Last night, along my fellow group members, I presented my senior design project. We spent the past 2 quarters (since january) designing a 3 story commercial/residential structure with the help of a consulting engineer at a private firm. One of the things I learned: despite 4 years in college we knew surprisingly little about how to actually design a building. that's what you get from a research based university. Also because of our lack of experience and limited time, decisions had to be made on what we would actually do. We started out ambitious but the last month or so was a scramble. "wait don't we need to consider this?" "we really have to do calculations for ALL of that??" and our engineer (who is awesome and I feel like I learned more from than most of my classes) said "learn the concept, do one calc/drawing to show that you thought of it and move on". 

As we prepared for the presentation it became a time of "eff it". "crap we forgot this" "what if they ask a question about that" . It was about prioritizing the important foundation and basic structure (puns...unavoidable?) of the project and all the tiny little details that were unnecessary fell by the wayside. We got our point across. We showed drawings for a three story structure. One girl and I designed a foundation in under 2 weeks (aka I put in about 18 hour days at school for the past 2 weeks, hence my hiatus and those hair posts were scheduled). But in the end we had something we were all really proud of and the presentation was perfect.

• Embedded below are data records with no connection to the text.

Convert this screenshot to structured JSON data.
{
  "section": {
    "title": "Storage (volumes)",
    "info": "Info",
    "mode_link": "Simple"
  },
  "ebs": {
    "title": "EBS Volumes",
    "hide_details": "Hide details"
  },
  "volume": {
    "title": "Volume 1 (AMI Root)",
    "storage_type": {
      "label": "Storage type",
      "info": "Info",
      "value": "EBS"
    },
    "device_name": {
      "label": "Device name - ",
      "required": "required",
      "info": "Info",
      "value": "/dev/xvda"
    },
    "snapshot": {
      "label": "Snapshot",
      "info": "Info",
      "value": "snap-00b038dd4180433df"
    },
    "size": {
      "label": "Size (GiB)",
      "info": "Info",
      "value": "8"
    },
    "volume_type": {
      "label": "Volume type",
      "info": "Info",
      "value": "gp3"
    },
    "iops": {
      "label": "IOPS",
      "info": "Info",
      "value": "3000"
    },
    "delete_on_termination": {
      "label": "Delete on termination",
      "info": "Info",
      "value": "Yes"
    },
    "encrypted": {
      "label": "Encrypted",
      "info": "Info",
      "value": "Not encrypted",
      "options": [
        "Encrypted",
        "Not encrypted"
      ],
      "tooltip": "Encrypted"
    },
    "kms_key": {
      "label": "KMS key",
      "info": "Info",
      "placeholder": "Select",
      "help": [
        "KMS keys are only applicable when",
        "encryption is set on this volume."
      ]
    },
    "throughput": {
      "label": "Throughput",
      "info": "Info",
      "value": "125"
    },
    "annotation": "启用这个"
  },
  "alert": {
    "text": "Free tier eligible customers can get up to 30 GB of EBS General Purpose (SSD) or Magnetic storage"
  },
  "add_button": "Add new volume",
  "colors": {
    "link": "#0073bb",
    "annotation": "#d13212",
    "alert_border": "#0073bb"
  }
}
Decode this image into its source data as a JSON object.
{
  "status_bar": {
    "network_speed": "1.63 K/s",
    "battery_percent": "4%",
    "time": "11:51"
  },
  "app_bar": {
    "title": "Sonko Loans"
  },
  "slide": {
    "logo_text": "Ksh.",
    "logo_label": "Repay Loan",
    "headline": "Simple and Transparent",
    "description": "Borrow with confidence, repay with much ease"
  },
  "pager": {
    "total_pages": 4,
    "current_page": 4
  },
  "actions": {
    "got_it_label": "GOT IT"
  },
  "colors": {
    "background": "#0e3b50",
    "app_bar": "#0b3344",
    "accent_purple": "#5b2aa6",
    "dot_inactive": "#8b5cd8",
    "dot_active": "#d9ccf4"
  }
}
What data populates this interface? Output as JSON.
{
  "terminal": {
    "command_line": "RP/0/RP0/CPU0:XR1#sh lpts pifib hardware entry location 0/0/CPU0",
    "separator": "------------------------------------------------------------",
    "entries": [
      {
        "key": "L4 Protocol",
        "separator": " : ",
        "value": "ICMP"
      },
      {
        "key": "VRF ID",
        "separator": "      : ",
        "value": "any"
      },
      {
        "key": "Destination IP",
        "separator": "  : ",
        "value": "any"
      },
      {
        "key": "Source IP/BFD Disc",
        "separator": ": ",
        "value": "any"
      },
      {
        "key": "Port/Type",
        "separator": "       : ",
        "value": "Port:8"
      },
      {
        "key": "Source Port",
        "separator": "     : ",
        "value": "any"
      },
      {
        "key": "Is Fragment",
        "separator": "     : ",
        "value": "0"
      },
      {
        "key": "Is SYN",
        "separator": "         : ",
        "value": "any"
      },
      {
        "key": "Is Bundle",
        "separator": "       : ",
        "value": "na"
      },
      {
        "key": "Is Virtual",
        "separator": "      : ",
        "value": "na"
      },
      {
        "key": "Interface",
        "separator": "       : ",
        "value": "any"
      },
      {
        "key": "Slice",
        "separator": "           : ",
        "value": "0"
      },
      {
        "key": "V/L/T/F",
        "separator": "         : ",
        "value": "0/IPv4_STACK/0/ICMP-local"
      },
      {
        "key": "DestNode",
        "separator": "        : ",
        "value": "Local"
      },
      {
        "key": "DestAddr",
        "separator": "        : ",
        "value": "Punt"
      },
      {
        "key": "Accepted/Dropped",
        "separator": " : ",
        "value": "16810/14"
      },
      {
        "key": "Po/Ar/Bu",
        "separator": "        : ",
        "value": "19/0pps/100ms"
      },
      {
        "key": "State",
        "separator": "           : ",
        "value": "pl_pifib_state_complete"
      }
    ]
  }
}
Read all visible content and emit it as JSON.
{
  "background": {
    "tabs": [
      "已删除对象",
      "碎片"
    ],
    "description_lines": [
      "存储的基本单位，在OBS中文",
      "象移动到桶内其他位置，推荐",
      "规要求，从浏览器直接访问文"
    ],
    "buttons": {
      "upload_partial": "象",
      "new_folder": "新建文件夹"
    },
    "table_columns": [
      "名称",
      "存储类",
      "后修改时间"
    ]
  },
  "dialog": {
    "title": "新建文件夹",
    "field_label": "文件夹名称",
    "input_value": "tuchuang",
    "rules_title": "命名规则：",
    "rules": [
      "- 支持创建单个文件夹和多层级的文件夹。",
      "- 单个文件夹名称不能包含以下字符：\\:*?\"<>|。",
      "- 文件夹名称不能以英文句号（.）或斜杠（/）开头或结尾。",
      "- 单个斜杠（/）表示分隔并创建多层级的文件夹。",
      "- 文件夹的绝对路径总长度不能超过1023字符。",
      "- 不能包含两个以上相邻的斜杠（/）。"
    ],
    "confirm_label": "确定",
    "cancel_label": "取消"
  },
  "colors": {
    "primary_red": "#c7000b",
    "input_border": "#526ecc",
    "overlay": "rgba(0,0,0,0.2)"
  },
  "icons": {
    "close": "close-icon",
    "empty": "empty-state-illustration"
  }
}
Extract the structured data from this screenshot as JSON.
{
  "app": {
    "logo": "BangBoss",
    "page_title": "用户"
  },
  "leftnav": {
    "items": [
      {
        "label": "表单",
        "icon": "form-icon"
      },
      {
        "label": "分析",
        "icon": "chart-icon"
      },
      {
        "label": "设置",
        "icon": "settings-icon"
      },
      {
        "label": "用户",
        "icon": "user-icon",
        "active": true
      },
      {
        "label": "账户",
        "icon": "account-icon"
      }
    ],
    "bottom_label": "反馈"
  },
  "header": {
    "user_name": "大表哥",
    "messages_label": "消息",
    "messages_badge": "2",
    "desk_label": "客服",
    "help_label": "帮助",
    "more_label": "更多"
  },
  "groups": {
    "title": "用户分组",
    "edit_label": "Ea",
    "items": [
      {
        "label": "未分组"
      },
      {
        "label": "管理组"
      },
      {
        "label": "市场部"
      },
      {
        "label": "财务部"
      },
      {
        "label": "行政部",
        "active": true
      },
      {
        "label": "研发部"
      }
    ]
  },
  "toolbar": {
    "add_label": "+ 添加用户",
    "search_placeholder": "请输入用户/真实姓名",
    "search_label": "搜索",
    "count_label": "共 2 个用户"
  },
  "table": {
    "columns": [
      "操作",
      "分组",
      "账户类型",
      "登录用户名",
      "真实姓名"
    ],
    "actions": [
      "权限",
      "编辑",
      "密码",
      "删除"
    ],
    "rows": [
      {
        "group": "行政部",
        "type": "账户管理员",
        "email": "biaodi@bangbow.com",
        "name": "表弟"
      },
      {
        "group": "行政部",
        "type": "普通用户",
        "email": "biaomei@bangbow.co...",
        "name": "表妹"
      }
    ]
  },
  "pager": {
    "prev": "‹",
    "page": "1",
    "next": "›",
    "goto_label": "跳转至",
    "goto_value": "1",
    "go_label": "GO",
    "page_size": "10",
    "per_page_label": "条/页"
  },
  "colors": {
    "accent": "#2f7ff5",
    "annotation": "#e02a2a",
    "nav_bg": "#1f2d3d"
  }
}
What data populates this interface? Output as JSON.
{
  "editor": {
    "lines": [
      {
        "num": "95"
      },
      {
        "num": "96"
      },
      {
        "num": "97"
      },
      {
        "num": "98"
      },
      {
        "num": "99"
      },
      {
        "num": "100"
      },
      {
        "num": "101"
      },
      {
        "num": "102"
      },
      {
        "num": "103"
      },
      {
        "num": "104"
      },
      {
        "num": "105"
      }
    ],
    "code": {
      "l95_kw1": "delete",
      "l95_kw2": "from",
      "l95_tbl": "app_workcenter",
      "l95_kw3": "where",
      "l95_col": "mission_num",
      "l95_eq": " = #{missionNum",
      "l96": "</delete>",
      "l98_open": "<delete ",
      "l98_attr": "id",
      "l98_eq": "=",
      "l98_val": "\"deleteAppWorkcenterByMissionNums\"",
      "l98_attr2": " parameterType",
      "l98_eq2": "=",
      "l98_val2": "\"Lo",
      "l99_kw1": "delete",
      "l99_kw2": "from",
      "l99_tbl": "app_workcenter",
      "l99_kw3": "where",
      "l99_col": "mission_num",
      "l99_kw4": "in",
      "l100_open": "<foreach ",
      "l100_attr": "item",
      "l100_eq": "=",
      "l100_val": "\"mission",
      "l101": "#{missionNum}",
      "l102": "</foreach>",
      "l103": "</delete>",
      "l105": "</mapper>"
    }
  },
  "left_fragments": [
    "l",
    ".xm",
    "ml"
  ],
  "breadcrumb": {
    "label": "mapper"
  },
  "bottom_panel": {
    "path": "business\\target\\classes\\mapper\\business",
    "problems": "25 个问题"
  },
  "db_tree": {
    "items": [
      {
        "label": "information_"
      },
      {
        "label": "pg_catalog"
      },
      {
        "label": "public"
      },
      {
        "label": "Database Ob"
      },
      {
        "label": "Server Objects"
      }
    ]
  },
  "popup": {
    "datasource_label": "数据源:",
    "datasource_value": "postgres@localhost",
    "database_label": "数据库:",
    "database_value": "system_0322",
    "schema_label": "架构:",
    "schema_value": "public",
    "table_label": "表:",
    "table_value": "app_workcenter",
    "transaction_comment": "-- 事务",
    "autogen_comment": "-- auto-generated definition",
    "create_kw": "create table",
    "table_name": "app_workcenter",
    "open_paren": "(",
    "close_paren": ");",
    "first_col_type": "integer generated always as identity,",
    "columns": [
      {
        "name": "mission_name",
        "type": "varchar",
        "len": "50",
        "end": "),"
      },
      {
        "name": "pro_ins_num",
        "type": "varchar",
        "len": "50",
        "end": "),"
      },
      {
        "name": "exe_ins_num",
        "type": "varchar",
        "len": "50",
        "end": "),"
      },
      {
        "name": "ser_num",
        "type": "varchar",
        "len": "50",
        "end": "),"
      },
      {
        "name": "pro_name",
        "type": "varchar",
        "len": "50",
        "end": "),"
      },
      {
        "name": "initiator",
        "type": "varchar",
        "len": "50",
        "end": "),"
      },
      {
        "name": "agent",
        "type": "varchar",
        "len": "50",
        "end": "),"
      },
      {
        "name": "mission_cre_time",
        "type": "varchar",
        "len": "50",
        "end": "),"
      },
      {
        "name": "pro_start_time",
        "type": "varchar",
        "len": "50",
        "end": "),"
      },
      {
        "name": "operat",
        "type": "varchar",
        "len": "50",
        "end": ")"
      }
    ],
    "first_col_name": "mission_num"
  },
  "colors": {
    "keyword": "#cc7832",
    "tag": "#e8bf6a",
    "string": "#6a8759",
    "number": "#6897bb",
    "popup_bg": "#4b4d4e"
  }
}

I'm kind of hoping this level of prioritizing and letting things go has trained me a little for wedding planning. In the end it's about the marriage. Just like this project was about a safe structure that met the requirements. Maybe we didn't calc out the balcony or draw up the mechanical units but we thought the foundation plans were a bit more important. So for the wedding if we don't have programs or meticulously drawn chalkboard signs it will be because we decided to allocate more time to the actual getting married part, because it took priority.